While you and your investor may not be soul mates, that doesn't mean you shouldn't have a productive relationship. As an entrepreneur, it's your responsibility to strengthen ties with investors to position your current and future ventures for success.
Here are seven strategies to help you build and maintain strong relationships with investors:
1. Recognize their value beyond finances.
Never select an investor based solely on funding. Investors are invaluable mentors who can accelerate your business. Acknowledge the relationships and expertise investors bring to the table by giving them a voice. An example: A short while back, an investor emailed me about an issue his friend was having with our app. We did some research and found that it did indeed affect some of our customers. Only with my investor's personal involvement were we able to identify and resolve the problem early.
2. Listen to their underlying concerns.
Investors want your business to succeed just as much as you do. Encourage open, clear dialogue so you can learn more about the risks your investors are willing to take, the ones they'll balk at and the reasoning behind these decisions. Only then will you truly understand your investors' concerns.

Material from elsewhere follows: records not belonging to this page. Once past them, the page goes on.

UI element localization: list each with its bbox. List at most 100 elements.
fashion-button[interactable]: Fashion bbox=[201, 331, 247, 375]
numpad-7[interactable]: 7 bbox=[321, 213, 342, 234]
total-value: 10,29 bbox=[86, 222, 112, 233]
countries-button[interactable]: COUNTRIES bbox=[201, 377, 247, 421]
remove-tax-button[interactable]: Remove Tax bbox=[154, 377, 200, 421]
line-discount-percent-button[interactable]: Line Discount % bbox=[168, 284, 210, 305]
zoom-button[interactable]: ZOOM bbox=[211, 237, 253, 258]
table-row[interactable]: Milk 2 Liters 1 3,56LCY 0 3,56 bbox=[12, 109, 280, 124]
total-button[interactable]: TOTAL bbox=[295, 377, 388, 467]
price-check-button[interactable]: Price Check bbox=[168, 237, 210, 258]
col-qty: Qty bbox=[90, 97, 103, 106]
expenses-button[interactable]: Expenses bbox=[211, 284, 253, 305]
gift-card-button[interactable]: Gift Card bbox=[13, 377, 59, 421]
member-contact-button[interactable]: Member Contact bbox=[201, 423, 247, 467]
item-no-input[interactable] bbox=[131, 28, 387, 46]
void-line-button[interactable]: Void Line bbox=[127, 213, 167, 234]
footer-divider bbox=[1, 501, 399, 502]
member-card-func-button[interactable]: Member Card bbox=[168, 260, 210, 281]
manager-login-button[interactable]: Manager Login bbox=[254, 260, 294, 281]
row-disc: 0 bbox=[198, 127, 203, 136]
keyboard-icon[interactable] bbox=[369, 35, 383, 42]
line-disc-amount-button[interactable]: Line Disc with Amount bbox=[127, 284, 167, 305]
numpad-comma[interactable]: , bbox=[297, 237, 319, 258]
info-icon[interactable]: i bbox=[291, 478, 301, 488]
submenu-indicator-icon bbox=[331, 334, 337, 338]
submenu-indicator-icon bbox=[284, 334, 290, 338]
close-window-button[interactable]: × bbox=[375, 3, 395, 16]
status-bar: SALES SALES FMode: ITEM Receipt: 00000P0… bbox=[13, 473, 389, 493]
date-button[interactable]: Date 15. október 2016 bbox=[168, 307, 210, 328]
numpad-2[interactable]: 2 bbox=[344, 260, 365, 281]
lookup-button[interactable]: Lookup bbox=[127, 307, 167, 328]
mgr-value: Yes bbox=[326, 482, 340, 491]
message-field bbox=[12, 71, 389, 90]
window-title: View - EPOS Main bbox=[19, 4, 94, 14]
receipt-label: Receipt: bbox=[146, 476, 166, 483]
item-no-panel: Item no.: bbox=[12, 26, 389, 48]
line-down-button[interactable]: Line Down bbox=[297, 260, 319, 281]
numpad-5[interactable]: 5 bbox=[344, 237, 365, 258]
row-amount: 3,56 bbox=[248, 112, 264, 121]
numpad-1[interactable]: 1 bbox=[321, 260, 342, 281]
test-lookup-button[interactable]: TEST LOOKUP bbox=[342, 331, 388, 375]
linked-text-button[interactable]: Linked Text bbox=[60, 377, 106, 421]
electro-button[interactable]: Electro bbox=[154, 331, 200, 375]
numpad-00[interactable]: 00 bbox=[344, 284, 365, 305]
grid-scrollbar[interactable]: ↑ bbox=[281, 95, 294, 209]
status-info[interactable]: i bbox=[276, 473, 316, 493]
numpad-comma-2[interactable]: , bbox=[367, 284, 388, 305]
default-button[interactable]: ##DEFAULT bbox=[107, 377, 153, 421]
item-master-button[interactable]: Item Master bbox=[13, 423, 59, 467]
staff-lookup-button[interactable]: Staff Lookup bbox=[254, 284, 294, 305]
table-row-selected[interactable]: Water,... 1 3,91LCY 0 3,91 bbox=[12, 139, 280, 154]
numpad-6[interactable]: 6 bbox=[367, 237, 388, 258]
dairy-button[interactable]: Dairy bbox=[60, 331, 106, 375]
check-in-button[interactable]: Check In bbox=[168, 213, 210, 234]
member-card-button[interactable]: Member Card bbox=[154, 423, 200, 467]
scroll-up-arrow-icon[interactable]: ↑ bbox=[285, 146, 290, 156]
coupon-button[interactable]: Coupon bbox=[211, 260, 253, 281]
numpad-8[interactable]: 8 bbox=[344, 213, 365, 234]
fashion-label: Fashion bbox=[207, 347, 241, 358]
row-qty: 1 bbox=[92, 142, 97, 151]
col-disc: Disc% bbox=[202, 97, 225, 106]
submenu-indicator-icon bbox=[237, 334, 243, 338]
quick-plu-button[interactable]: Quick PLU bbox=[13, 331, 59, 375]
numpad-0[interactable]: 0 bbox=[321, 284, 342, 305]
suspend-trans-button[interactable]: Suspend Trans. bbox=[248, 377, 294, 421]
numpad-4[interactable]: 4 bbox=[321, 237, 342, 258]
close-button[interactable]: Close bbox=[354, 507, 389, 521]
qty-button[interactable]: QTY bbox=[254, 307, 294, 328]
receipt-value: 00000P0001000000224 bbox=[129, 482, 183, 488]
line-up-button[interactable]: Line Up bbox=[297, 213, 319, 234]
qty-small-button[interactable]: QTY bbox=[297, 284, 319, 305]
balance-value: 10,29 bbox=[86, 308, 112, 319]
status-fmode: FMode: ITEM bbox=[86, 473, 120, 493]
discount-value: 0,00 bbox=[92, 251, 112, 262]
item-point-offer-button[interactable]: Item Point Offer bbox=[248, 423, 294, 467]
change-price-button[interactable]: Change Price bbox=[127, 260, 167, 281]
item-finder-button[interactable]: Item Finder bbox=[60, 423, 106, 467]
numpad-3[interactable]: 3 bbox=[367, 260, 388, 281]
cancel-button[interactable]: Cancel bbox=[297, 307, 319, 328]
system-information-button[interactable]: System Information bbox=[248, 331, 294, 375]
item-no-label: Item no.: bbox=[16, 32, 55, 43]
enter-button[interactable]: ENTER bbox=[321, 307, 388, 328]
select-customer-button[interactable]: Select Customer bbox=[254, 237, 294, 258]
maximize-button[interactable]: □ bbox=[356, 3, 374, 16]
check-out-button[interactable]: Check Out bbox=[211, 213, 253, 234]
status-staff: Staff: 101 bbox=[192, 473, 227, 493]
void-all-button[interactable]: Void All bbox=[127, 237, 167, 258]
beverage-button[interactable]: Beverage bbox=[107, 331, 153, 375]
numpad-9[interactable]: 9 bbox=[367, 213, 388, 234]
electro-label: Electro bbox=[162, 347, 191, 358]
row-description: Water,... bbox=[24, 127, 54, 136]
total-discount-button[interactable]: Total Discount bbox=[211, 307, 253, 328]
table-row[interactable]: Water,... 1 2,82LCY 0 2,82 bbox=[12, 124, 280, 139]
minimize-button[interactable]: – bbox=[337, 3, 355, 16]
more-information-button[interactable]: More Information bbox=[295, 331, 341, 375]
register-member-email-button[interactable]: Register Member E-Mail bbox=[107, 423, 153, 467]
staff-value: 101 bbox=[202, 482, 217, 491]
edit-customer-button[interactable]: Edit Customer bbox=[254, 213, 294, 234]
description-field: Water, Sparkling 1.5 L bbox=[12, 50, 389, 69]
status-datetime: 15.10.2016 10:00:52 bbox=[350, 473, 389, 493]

3. Share your passions and convictions.
Investors aren't just investing in your idea; they're investing in you. Nothing scares them more than an entrepreneur who's going through the motions and constantly seeking direction and reassurance. Communicate your passion for your company and what it stands for from the start. They'll respect you more for it.
4. Set clear expectations at the beginning.
You and your investors need to be on the same page about vision, scale of growth and potential exit plans. Setting these expectations can save both sides disappointment and frustration later on.
5. Communicate wins and challenges frequently.
While most investors don't want to be involved in your company's day-to-day business operations, they appreciate updates on your progress and take pride in your company's success. Beyond formal key performance indicators, they'll be thrilled to hear about new partnerships, exciting deals or noteworthy new customers. Provide both good and bad information promptly so your investors have time to plan, scale quickly and come up with alternate strategies.
6. Consider hiring a professional mediator.
Whether you and your investor come from different states or different parts of the world, cultural differences can create huge barriers to communication. If this is the case, consider hiring a professional who can hear both sides objectively and facilitate clear communication.
7. Be authentic and respectful.
A solid relationship is rooted in authenticity and respect. Don't be afraid to break out of the business rhetoric and interact with your investor on a personal level. When I spent Russian Christmas and New Year's one year with our overseas investors, we got to know one another more intimately; these partnerships then naturally evolved into more productive business relationships.
Investing in your venture isn't a "fund it and forget it" scenario for any investor. In fact, investors will grow wary when there's too much silence. Share plenty of small wins, and keep communication strong. If you set the tone for a mutually beneficial relationship, your investors will feel confident in your abilities and be more willing to invest in you in the future.
In sum, as with every relationship, you're bound to reach a crossroads with your investor at some point. Growing, going public and failing are huge tests for entrepreneur-investor relationships. If you don't prepare to work through these challenges now, they could lead to a messy breakup and ill will later.